Sponsored by: Netflix


# 685dc743 16-Aug-2023 Warner Losh <imp@FreeBSD.org>

sys: Remove $FreeBSD$: one-line .c pattern

Remove /^[\s*]*__FBSDID\("\$FreeBSD\$"\);?\s*\n/


# 4d846d26 10-May-2023 Warner Losh <imp@FreeBSD.org>

spdx: The BSD-2-Clause-FreeBSD identifier is obsolete, drop -FreeBSD

The SPDX folks have obsoleted the BSD-2-Clause-FreeBSD identifier. Catch
up to that fact and revert to their recommended match of BSD-2-Clause.

Discussed with: pfg
MFC After: 3 days
Sponsored by: Netflix


# 2b68eb8e 01-Oct-2021 Mateusz Guzik <mjg@FreeBSD.org>

vfs: remove thread argument from VOP_STAT

and fo_stat.


# 523d6673 08-Nov-2020 Mateusz Guzik <mjg@FreeBSD.org>

procdesc: convert the zone to a malloc type

The object is 128 bytes in size.


# 8e493611 25-Nov-2019 Mariusz Zaborski <oshogbo@FreeBSD.org>

procdesc: allow to collect status through wait(1) if process is traced

The debugger like truss(1) depends on the wait(2) syscall. This syscall
waits for ALL children. When it is waiting for ALL child's the children
created by process descriptors are not returned. This behavior was
introduced because we want to implement libraries which may pdfork(1).
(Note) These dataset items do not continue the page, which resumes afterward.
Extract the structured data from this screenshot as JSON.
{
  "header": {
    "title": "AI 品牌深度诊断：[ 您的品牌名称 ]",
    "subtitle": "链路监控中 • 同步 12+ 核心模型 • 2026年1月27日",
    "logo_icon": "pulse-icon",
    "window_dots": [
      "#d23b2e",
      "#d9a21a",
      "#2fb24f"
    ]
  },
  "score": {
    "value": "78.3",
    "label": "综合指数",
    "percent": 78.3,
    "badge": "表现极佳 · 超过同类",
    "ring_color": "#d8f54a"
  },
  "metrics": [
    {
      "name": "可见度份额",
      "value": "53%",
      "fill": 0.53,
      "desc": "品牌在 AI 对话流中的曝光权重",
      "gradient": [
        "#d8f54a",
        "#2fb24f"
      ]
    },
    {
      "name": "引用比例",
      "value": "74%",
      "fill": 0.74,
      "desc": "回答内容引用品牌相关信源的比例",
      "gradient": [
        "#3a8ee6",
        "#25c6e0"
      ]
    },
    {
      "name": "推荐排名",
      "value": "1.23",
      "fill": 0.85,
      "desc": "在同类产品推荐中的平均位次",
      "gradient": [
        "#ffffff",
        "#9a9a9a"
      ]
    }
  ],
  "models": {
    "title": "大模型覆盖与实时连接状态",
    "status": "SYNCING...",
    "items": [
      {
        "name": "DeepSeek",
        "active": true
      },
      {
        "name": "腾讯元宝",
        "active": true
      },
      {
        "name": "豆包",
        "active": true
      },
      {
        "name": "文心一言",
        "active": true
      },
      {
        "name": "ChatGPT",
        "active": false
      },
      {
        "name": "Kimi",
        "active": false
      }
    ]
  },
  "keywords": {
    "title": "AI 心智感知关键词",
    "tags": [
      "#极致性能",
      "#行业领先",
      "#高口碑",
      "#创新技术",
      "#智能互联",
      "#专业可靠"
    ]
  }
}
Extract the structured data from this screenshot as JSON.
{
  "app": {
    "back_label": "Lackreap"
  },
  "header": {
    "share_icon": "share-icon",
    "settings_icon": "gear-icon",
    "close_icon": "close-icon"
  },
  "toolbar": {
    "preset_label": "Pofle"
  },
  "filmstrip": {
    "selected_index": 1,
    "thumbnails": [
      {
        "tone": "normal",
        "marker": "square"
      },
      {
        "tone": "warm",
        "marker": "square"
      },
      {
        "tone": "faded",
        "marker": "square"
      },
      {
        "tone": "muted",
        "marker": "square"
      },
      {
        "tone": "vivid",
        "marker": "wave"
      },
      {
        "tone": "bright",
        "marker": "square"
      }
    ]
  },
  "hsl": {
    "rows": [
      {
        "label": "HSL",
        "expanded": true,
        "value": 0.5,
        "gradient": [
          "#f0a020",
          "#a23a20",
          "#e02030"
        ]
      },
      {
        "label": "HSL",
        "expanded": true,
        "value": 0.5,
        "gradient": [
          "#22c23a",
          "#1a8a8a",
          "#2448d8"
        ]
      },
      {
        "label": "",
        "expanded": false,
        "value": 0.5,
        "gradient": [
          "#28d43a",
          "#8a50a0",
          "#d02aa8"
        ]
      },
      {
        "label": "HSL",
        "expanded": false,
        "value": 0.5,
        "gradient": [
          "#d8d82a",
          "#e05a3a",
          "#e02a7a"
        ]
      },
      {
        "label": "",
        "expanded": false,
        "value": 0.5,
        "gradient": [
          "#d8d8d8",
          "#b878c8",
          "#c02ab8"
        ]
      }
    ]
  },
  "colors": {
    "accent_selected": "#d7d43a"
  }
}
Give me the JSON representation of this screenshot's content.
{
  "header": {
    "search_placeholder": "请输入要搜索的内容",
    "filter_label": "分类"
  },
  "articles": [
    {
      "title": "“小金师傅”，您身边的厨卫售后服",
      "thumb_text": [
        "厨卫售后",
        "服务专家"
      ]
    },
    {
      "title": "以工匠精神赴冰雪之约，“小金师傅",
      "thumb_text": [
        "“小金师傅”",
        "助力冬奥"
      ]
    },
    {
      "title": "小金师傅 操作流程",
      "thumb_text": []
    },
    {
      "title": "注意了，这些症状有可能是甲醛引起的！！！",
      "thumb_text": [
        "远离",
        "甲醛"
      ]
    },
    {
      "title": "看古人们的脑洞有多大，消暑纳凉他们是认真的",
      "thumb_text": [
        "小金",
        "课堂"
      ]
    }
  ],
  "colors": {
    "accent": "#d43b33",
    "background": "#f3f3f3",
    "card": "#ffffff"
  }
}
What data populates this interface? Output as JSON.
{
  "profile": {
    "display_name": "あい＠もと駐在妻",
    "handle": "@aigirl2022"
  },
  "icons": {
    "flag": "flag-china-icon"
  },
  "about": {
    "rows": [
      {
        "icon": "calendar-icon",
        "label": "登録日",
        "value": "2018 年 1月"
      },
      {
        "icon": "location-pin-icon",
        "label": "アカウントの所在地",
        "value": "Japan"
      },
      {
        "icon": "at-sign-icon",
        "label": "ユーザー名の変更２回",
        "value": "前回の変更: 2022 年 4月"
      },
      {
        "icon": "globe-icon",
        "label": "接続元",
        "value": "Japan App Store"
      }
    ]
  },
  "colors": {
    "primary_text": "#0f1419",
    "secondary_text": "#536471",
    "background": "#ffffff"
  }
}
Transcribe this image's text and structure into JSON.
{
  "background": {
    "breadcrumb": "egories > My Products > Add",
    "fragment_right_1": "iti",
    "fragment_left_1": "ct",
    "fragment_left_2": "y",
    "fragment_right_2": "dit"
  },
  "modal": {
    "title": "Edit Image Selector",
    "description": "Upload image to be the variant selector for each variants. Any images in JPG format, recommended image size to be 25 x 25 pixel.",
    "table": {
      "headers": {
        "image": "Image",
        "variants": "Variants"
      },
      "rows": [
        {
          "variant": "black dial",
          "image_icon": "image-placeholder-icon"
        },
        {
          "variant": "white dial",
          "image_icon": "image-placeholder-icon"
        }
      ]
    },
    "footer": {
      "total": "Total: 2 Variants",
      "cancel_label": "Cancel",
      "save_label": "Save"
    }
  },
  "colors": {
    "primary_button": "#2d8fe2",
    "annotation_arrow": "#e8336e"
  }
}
The behavior of process descriptor brakes truss(1) because it will
not be able to collect the status of processes with process descriptors.

To address this problem the status is returned to parent when the
child is traced. While the process is traced the debugger is the new parent.
In case the original parent and debugger are the same process it means the
debugger explicitly used pdfork() to create the child. In that case the debugger
should be using kqueue()/pdwait() instead of wait().

Add test case to verify that. The test case was implemented by markj@.

Reviewed by: kib, markj
Discussed with: jhb
MFC after: 1 month
Differential Revision: https://reviews.freebsd.org/D20362


# c878d1eb 05-Aug-2019 Mariusz Zaborski <oshogbo@FreeBSD.org>

procdesc: fix the function name

I changed name of the function r350429 and forgot to update
the r350612 patch.

Reported by: jenkins
MFC after: 1 month


# fd631bcd 05-Aug-2019 Mariusz Zaborski <oshogbo@FreeBSD.org>

procdesc: fix reparenting when the debugger is attached

The process is reparented to the debugger while it is attached.
B B
/ ----> |
A A D

Every time when the process is reparented, it is added to the orphan list
of the previous parent:

A->orphan = B
D->orphan = NULL

When the A process will close the process descriptor to the B process,
the B process will be reparented to the init process.
B B - init
| ---->
A D A D

A->orphan = B
D->orphan = B

In this scenario, the B process is in the orphan list of A and D.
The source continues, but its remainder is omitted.